Councilman Dan Di Guilio was absent.

Mayor Cherie Kidd suggested the city take part in a joint study being conducted by the Port of Port Angeles and Clallam County on the potential for harvesting land within the national forest.

“That’s the main focus of where I am interested in heading right now,” Kidd said Wednesday in an interview.

County Commissioner Mike Chapman said Wednesday that the study by Olympus Consulting should be completed in November.

The Wild Olympics legislation would add 14 wilderness areas and designate 19 rivers and seven tributaries as wild and scenic, including portions of the Elwha, Dungeness, Big Quilcene and Dosewallips rivers.

It was based on a proposal by a consortium of environmental groups called Wild Olympics but is not identical to it.

The legislation became a City Council agenda item after forester and former Mayor Glenn Wiggins of Port Angeles offered to give the council information on the proposal at a previous meeting, prompting the council to schedule a public comment period for both opponents and proponents.

When Olympic National Park was created, national forest lands surrounding the park “were to perpetually benefit the counties and towns where these lands were located,” Wiggins told council members.

“I’ve watched the erosion of these promises, particularly as it relates to the loss of jobs in the woods and mills, but to the tax receipts as well.”

Wild Olympics Campaign Chair Connie Gallant said supporters were contacted to attend the meeting.

They came out in force, many wearing “Supporter Wild Olympics” stickers and far outnumbering those who agreed with Wiggins.

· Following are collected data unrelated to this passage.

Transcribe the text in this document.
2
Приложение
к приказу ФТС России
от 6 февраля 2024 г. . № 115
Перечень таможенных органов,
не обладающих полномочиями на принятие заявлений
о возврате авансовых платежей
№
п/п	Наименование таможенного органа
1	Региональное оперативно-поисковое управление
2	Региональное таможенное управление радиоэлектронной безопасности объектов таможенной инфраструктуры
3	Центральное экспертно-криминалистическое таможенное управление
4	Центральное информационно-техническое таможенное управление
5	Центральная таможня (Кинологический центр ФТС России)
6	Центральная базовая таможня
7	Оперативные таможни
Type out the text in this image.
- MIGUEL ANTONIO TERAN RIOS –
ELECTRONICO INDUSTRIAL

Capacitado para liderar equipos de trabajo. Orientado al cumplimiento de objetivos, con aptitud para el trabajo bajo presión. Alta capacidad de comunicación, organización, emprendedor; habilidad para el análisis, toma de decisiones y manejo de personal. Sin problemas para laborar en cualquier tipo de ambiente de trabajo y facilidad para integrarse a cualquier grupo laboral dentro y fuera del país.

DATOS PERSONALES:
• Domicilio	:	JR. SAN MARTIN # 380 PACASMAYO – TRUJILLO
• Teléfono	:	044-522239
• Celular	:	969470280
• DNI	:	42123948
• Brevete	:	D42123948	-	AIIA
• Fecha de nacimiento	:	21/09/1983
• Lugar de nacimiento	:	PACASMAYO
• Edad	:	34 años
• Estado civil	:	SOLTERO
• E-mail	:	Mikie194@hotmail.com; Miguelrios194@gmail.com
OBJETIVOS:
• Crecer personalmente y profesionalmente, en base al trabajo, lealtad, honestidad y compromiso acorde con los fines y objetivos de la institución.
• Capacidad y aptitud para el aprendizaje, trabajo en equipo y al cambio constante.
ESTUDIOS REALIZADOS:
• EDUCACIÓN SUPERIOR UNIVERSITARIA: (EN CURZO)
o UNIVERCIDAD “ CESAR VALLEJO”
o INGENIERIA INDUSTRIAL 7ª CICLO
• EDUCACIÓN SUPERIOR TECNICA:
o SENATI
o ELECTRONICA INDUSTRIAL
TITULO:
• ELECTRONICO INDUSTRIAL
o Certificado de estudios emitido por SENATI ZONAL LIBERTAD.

Robbie Mantooth of Port Angeles, a North Olympic Land Trust board member, noted that a controversial provision that would have allowed the park to absorb national forest land if the property were sold by willing sellers was eliminated from an earlier version of the proposal after objections from the timber industry.

The compromise, she said, “is one of the things that make it more worthy,” Mantooth said.

Timber industry executive Norm Schaaf of Port Angeles said he had “vigorously opposed” the willing-buyer, willing-seller provision.

“When the most recent proposal came out from Dicks and Murray that removed [park] expansion, I told both I would support the proposal and still do,” said Schaaf, vice president of timberlands and administration for Merrill & Ring, a North Olympic Peninsula timber and land-management company.

Writer and conservationist Tim McNulty of Sequim focused on popular hiking areas that would become protected as wilderness, including around the Dungeness River Trail and areas of Mount Townsend and Mount Ellinor.

“These places are iconic wildland destinations that draw visitors from throughout the Northwest,” he said.

“The idea that preserving these lands for posterity, for recreation, clean water, salmon and wildlife habitat, is somehow a bad deal for the local economy is ill-considered at best.”

Ron Farlee of Sequim, describing himself as a conservationist, said wilderness designation would limit the ability to restore 12,400 acres of former clearcuts that are now eligible for “restoration thinning.”

In addition, 80,000 acres in the proposal are roadless and must be considered for wilderness, while 50,000 acres already are protected under the Northwest Forest Plan, he said.

“Complex land-management decisions can and should be considered through a thorough and very public [National Environmental Policy Act] process — the upcoming Forest Plan process to be conducted by the Forest Service,” Farlee said.

Harry Bell, chief forester for the Port Angeles-based Green Crow Corp., a timberland and wood products company, spoke for the North Olympic Timber Action Committee in opposing the proposed legislation.

The legislation “does little to restore either the ecologic or economic benefits that we, who live here on the Olympic Peninsula, value,” Bell said.

The Timber Action Committee, which is proposing the restoration of some working forests lost in the Northwest Forest Plan and the preservation of virgin forests identified in the Wilderness Act, wants “no net loss of working forest,” he said.

Fellow-forester Schaaf said he was a “lone wolf” among his timber industry colleagues in supporting the proposal.

“There has been mutual respect,” Schaaf said Wednesday.

“We all have different perspectives, we all listen to each other, and we all make decisions for our own reasons.”